Let's start by solving the first part of the exercise, which asks to find the degree of each polynomial.

1. Find the degree of each of the following polynomials:

• a. $3x^2 + 12x - 1$

  • The degree of a polynomial is the highest power of $x$. Here, the highest power is $2$ (from $3x^2$).
  • Degree: $2$

• b. $5x^3 + 8$

  • The highest power of $x$ is $3$ (from $5x^3$).
  • Degree: $3$

For the remaining parts (c through f), we would need the functions $f(x)$, $g(x)$, and $h(x)$ to proceed with the evaluations. Could you provide those functions, or should I assume general forms for them?

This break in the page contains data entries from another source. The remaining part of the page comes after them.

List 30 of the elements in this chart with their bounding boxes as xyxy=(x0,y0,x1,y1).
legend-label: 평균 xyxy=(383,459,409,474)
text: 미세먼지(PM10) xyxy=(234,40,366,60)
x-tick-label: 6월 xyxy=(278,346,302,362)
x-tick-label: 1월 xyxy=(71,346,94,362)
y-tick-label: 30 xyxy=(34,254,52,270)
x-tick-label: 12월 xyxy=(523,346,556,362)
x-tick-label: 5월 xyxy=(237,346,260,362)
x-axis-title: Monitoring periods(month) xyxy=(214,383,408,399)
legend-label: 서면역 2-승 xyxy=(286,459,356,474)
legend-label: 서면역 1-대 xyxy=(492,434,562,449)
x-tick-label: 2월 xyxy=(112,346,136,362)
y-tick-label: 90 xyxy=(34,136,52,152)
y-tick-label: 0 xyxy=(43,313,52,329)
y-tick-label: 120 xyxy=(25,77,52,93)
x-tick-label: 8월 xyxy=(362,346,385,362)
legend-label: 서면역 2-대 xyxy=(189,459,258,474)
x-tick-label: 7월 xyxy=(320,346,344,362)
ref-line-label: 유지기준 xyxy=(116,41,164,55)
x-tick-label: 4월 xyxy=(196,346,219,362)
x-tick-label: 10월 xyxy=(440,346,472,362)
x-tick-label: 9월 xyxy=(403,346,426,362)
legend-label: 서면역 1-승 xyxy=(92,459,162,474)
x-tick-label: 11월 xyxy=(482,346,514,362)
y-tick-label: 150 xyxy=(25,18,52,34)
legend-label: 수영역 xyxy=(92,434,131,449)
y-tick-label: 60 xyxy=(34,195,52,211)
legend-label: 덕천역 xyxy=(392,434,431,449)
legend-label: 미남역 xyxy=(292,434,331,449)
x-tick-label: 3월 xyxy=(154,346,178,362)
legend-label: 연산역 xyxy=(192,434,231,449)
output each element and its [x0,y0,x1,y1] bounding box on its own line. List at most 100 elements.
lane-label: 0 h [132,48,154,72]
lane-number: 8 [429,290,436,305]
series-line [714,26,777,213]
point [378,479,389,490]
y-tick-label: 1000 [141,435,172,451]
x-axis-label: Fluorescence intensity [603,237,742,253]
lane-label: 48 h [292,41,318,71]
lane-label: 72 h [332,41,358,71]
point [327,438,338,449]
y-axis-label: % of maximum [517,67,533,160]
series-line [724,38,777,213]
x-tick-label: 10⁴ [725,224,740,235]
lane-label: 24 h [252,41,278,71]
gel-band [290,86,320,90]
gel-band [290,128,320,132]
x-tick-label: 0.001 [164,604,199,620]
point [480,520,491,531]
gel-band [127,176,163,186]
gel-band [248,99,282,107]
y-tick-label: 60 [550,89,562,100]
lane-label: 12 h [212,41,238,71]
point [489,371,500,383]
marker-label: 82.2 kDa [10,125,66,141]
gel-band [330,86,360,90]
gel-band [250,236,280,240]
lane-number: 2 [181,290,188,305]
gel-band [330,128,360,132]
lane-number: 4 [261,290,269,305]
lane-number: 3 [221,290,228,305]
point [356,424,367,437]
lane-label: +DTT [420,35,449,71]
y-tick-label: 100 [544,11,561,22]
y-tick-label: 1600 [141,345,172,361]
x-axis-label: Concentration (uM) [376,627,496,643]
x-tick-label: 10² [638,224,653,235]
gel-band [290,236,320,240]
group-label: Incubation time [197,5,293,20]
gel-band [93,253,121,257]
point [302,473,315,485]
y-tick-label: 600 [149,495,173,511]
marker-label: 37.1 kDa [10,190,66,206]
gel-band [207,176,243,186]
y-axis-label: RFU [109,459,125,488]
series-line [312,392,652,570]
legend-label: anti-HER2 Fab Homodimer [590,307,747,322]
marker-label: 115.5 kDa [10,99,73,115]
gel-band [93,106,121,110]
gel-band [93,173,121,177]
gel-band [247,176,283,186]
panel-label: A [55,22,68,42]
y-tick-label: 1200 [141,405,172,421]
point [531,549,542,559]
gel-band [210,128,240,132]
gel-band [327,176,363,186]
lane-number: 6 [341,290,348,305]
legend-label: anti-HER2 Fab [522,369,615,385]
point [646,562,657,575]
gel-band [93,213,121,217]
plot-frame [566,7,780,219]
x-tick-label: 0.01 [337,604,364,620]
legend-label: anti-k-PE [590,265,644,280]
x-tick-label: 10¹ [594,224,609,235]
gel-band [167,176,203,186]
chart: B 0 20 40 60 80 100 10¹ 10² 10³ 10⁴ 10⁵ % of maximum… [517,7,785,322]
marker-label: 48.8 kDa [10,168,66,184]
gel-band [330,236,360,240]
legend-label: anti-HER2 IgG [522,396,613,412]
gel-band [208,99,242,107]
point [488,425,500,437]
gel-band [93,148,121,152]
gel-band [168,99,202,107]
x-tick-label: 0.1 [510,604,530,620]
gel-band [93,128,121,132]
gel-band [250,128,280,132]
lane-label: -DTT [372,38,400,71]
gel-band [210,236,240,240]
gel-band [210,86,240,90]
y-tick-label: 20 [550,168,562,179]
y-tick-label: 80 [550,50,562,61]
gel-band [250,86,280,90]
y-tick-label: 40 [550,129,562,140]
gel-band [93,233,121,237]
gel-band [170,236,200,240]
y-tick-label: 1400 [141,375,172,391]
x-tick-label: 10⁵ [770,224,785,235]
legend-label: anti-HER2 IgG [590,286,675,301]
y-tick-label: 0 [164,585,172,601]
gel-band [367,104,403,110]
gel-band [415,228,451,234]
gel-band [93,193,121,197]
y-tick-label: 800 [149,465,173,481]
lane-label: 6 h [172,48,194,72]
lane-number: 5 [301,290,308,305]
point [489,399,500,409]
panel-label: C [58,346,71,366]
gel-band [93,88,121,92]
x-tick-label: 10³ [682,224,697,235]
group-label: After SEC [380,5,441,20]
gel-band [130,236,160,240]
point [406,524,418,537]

Would you like further details on polynomial degrees or have any questions?

Here are 5 related questions for deeper understanding:

1. What is the degree of a constant polynomial like $h(x) = 7$?
2. How do you determine the degree of a polynomial when it's written in factored form?
3. Can a polynomial have a degree of zero?
4. How does the degree of a polynomial affect its graph?
5. What happens to the degree of a polynomial when you multiply two polynomials together?

Tip:

The degree of a polynomial gives us important information about the behavior of its graph, particularly its end behavior and the number of possible roots (real or complex).